January 2017 Cheesy Index

it’s time to talk about cheese: The Cheesy Index! These updates are so much fun to make, grabbing all the financials from all asset groups and seeing where we are on the path to FI.

January 2017 Cheesy Index

We ended 2016 with a record high 57.4% on the Cheesy Index. This was primarily due to a good stockmarket and lot’s of income in the last two months of 2016 (had very good savings rates too).

This month we are happy to report another increase! We are up to 58.2%, that’s 0.8% for the month. If we multiply that with 12, we should be able to add 9.6% to the Cheesy Index this year. If that were true, we would easily reach our target of 65% by the end of the year!

But it’s only January and we have not seen a market correction in quite some time. We are therefore very curious to see what will happen when a correction happens. Talking to other (non) bloggers about 2 weeks ago in Antwerp, the feeling appears to be horrible and you cannot really prepare (we have not lived through a correction that hit us financially). That does not boost well…

Exchange Rates

We correct our net worth (and therefore indirectly the Cheesy Index) for currencies. Each month we record the exchange rates at midnight of the last day of the month. These rates are used to calculate everything from wealth to dividends. We have been rather lucky in the last year as exchange rates have favoured our wealth number. But this cannot continue indefinitely. We are therefore anticipating a correction and therefore lower Cheesy Index growth rates this year. We still hope to reach our 2017 target, but we are mindful that the stockmarket and currency market need to be in our favour to make that happen. Our only benefit is our real estate, which does not fluctute as much. Time will tell!
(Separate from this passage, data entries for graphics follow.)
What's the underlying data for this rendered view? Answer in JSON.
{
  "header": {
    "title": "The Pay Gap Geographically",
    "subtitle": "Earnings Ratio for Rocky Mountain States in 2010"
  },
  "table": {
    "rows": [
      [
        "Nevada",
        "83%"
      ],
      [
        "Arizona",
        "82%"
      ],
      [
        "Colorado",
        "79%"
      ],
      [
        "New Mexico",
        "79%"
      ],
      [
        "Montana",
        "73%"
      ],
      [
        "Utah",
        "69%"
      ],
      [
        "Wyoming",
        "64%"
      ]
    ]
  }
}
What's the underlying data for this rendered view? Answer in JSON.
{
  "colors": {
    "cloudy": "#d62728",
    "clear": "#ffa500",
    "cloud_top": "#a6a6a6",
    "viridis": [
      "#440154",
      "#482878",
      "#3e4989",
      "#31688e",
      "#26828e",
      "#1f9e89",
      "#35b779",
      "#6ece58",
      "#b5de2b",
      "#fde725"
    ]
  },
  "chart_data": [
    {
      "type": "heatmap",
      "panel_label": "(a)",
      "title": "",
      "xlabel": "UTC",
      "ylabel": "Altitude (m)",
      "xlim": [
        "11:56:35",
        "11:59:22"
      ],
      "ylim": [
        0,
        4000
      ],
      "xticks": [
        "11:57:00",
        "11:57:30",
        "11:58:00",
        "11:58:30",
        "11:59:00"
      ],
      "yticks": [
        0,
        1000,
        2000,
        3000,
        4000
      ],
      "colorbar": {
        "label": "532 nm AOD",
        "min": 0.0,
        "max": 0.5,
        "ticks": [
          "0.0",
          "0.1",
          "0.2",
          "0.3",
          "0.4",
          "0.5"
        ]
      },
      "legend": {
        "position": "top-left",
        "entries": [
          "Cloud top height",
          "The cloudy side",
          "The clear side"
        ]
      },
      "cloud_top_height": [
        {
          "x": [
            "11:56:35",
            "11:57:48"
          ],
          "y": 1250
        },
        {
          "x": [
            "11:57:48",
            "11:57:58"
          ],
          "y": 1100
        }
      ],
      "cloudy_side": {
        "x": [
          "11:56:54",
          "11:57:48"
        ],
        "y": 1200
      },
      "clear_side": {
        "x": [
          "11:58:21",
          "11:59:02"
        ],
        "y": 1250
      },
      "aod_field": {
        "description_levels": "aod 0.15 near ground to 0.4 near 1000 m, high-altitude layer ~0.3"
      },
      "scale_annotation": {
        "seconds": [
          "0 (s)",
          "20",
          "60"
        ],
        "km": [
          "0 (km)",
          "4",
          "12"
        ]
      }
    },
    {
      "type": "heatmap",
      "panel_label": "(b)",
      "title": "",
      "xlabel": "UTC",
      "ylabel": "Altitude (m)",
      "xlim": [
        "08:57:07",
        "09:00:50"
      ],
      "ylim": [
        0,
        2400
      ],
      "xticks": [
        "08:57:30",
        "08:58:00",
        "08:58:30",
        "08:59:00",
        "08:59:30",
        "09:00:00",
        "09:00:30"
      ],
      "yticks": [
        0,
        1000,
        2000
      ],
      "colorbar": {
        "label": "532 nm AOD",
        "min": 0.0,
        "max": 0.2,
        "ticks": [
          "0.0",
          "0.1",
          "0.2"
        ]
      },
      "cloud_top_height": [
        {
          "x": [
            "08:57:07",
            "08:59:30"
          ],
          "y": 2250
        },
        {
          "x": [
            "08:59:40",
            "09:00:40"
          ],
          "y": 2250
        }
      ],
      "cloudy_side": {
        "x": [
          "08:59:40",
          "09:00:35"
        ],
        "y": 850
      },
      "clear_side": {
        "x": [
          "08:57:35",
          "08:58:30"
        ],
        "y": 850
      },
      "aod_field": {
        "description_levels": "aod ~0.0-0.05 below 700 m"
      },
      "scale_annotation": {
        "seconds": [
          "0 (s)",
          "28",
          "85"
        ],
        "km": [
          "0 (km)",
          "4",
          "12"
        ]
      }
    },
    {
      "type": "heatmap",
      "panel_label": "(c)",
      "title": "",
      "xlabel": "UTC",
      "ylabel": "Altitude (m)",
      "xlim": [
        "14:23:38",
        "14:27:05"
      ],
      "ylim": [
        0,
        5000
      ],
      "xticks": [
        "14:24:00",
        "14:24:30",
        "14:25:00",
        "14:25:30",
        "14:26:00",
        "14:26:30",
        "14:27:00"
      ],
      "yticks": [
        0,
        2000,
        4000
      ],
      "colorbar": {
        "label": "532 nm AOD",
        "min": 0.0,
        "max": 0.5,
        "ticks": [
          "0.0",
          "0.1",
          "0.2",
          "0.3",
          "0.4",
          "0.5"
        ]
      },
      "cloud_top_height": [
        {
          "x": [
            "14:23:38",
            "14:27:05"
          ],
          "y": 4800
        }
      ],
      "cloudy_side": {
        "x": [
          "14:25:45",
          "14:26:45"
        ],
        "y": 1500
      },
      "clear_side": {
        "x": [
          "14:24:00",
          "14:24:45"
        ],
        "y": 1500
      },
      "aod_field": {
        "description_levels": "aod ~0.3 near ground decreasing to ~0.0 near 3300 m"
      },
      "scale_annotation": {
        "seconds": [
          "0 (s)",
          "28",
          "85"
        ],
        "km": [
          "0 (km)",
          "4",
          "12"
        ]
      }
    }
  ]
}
How did you do financially in January? Did you also reach a record high?



  1. I love cheese! Especially if it’s linked to money like this 🙂
    Great progress so far. We still haven’t calculated our net worth (long to do list), so can’t tell how ours have been so far.

    Very curious about that correction though… Although we can’t predict anything, it might expose some very sweet buying opportunities for stocks!

    1. A correction is a double edged sword, on one side it is seeing lot’s of money “disappear” but on the other hand, it does provide a nice buying opportunity!
      P.s. Did you pass for you motorcycle theory exam?

    2. As long as you don’t sell, no money will ‘disappear’ 😉 (hopefully, it still stays very risky of course)

      And yes I passed my motorcycle theory exam! On to the next one.

      1. Congrats! On to the next one. Got my motorcycle license in Canada, unfortunately it is not recognized here….used to have a great 1600cc chopper :-).

  2. My hope is a flat stock market for the year so some air can escape from the bubble in an orderly fashion. It’s the popping of the bubble that hurts the most. But I lived through the dot com bust of 2001 and the 2008 meltdown. Not fun, but very interesting times …

    1. So far this month, currency rates appear to helped us to even further all time highs….. so not looking forward to when the turnaround comes. But such is life, cash flow on the other hand is so much more important.